Thrill #1 involves despite having years of experience, never being 100% sure if a scene will end up looking ok. But then there's always a point when I play it back and these weird drawings suddenly look living and breathing, and and have the capacity to tell a tiny piece of a bigger story.
Thrill #2 comes when someone else reacts to something you've done. It's all just digital chicken scratch and the insane hubris to believe that a bunch of converging perspective lines can sufficiently mimic what your eye sees in the natural world. To have this labor intensive illusory art elicit the faintest emotion in someone is a ludicrous, beautiful miracle.

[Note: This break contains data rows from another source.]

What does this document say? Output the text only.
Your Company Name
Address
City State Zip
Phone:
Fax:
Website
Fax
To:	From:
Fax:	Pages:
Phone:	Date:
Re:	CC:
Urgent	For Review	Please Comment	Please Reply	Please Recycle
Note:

- 3. What was your favorite project to work on?
'
Niko and the Sword of Light' is in a lot of ways the best show I've worked on, but we're still in the midst of working on it, so maybe that doesn't count.
The 2D TMNT "
Half Shell Heroes" special that Titmouse did was pretty cute, fun to do, and somehow went really smoothly, which is really suspiciously rare. I hope we didn't collectively forget to animate Donatello or something.

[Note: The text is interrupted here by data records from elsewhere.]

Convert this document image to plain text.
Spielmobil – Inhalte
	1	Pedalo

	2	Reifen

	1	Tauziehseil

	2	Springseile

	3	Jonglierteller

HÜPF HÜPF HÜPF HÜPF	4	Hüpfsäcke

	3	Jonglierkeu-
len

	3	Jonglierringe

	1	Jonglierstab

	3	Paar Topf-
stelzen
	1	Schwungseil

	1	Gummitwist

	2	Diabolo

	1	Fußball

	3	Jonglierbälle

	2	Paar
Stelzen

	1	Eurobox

- 4. If you could give one piece of advice to someone that would love to enter the world of animation, what would it be?
If I could only say one thing, it might sound trite, but LITERALLY the single biggest advantage for someone needing that foot in the door is to simply be in a city that has an animation studio.

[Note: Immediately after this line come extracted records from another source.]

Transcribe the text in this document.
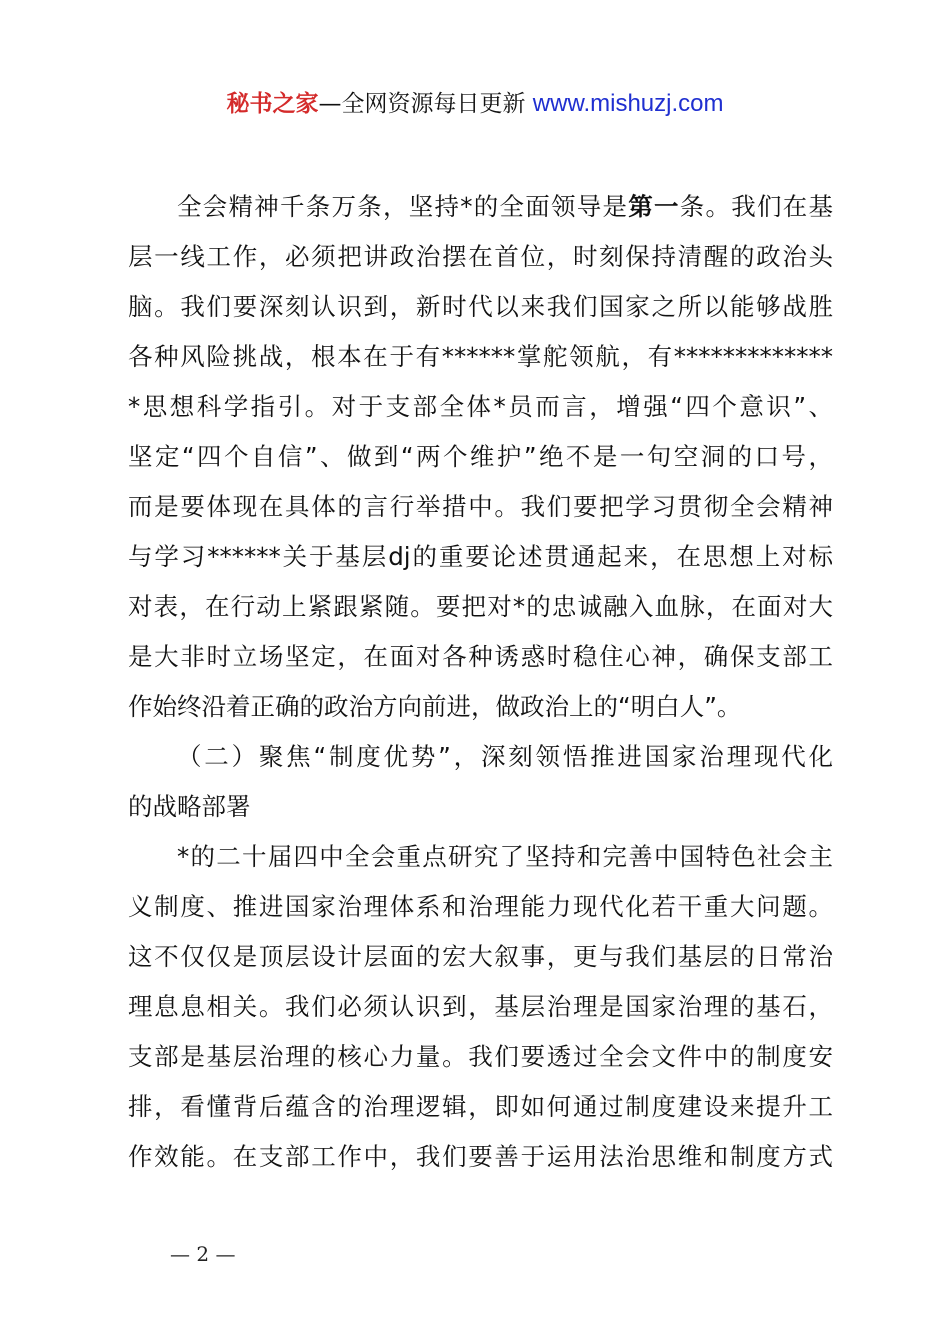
秘书之家—全网资源每日更新 www.mishuzj.com
全会精神千条万条，坚持*的全面领导是第一条。我们在基
层一线工作，必须把讲政治摆在首位，时刻保持清醒的政治头
脑。我们要深刻认识到，新时代以来我们国家之所以能够战胜
各种风险挑战，根本在于有******掌舵领航，有*************
*思想科学指引。对于支部全体*员而言，增强“四个意识”、
坚定“四个自信”、做到“两个维护”绝不是一句空洞的口号，
而是要体现在具体的言行举措中。我们要把学习贯彻全会精神
与学习******关于基层dj的重要论述贯通起来，在思想上对标
对表，在行动上紧跟紧随。要把对*的忠诚融入血脉，在面对大
是大非时立场坚定，在面对各种诱惑时稳住心神，确保支部工
作始终沿着正确的政治方向前进，做政治上的“明白人”。
（二）聚焦“制度优势”，深刻领悟推进国家治理现代化
的战略部署
*的二十届四中全会重点研究了坚持和完善中国特色社会主
义制度、推进国家治理体系和治理能力现代化若干重大问题。
这不仅仅是顶层设计层面的宏大叙事，更与我们基层的日常治
理息息相关。我们必须认识到，基层治理是国家治理的基石，
支部是基层治理的核心力量。我们要透过全会文件中的制度安
排，看懂背后蕴含的治理逻辑，即如何通过制度建设来提升工
作效能。在支部工作中，我们要善于运用法治思维和制度方式
— 2 —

Offsite freelancers exist at most places of course, but is a much more viable option for people with experience and a strong reel. For both internships and general employment, having the ability to go into a studio on relatively short notice and learn while surrounded by peers and a lead/director makes all the difference than seeing a demo reel and realizing that someone lives several states away and has nothing to indicate they can learn on their own as they go.
And then less advice but just an anecdote there are good arguments to art school vs not going to art school, but the first job I had after graduating was through connections I had from school, and every job I've had subsequently had at least one alumni from my school or even my graduating class. The world of animation is really, really small.
Im interested in how other GAF animators would answer.